The most interesting aspect of this oral history is the deadly hatred of Indians.  This attitude toward Indians might be explained by the following story by another descendant of Jacob Coffman 1780-1855.

"...The grandparents of Mrs. [Aaron] DeWitt, Jacob and Ezra (Fowler) Coffman, were born in Kentucky, and he was a son of Jacob Coffman, a native of Germany.  When Jacob Coffman, Mrs. DeWitt's grandfather was three years old the family started for Illinois, and when they reached the Illinois side of the Ohio River they were attacked by the Indians and old grandfather was killed.  His wife, two sons and a negro servant escaped, fled to the woods and kept on traveling until the crow of a rooster told them they had reached a white settlement.  They finally made their way to McDonough County, where they entered land from the government, but none of the survivors ever forgot their terrible experience with the hostile Red Men."    
SOURCE: Historical Encyclopedia of Illinois & History of Hancock Co. Scofield Vol. 11; Chicago, Illinois : Munsell Pub. Co., 1921; Salt Lake City, Utah : Digitized by the Genealogical Society of Utah, 2009; page 1186 in the sketch of Aaron DeWitt.

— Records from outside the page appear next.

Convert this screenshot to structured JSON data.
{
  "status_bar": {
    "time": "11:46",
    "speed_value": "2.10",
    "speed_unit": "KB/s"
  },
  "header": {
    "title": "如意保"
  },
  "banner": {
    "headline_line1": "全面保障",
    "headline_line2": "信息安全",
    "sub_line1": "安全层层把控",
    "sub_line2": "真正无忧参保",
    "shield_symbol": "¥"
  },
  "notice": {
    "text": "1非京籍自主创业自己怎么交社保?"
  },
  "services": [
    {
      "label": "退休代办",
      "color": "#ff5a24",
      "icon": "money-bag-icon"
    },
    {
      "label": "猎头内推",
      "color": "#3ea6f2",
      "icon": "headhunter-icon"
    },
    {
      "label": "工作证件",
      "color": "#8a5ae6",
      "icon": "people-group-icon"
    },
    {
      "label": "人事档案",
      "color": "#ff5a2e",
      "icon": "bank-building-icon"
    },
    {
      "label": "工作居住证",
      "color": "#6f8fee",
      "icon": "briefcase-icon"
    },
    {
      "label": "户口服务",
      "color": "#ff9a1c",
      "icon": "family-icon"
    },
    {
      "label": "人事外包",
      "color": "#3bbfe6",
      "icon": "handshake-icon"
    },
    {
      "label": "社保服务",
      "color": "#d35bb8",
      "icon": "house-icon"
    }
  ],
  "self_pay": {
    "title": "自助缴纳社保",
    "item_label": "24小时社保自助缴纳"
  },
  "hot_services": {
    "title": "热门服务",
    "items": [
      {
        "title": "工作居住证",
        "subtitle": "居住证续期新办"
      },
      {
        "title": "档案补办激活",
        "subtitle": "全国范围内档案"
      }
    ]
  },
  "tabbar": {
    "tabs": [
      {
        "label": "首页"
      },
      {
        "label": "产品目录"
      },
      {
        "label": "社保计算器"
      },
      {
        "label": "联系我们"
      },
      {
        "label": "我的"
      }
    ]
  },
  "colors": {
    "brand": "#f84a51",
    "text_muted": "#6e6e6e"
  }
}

The wife of Aaron DeWitt was Sarah Coffman, daughter of William Fowler Coffman and Elizabeth Wilson.  Sarah was a sister of my second great grandfather, Archibald Coffman 1850-1935.  She may have garbled the story a bit.  The three year old that was traveling to Illinois was probably her father, William Fowler Coffman.  The obituary of William F. Coffman tells the following version of the story:

"William F. Coffman was born in Kentucky, July 30, 1815.  When he was three years of age the family removed to Jefferson county, Illinois where they remained twelve years, when in 1830 they came to this vicinity where he has since resided." SOURCE: LaHarper, LaHarpe, Illinois, 15 Sep 1905

There are elements of these stories which bear some similarity to the following story about a Jacob Coffman who was an early settler in what is now Anderson County, Kentucky.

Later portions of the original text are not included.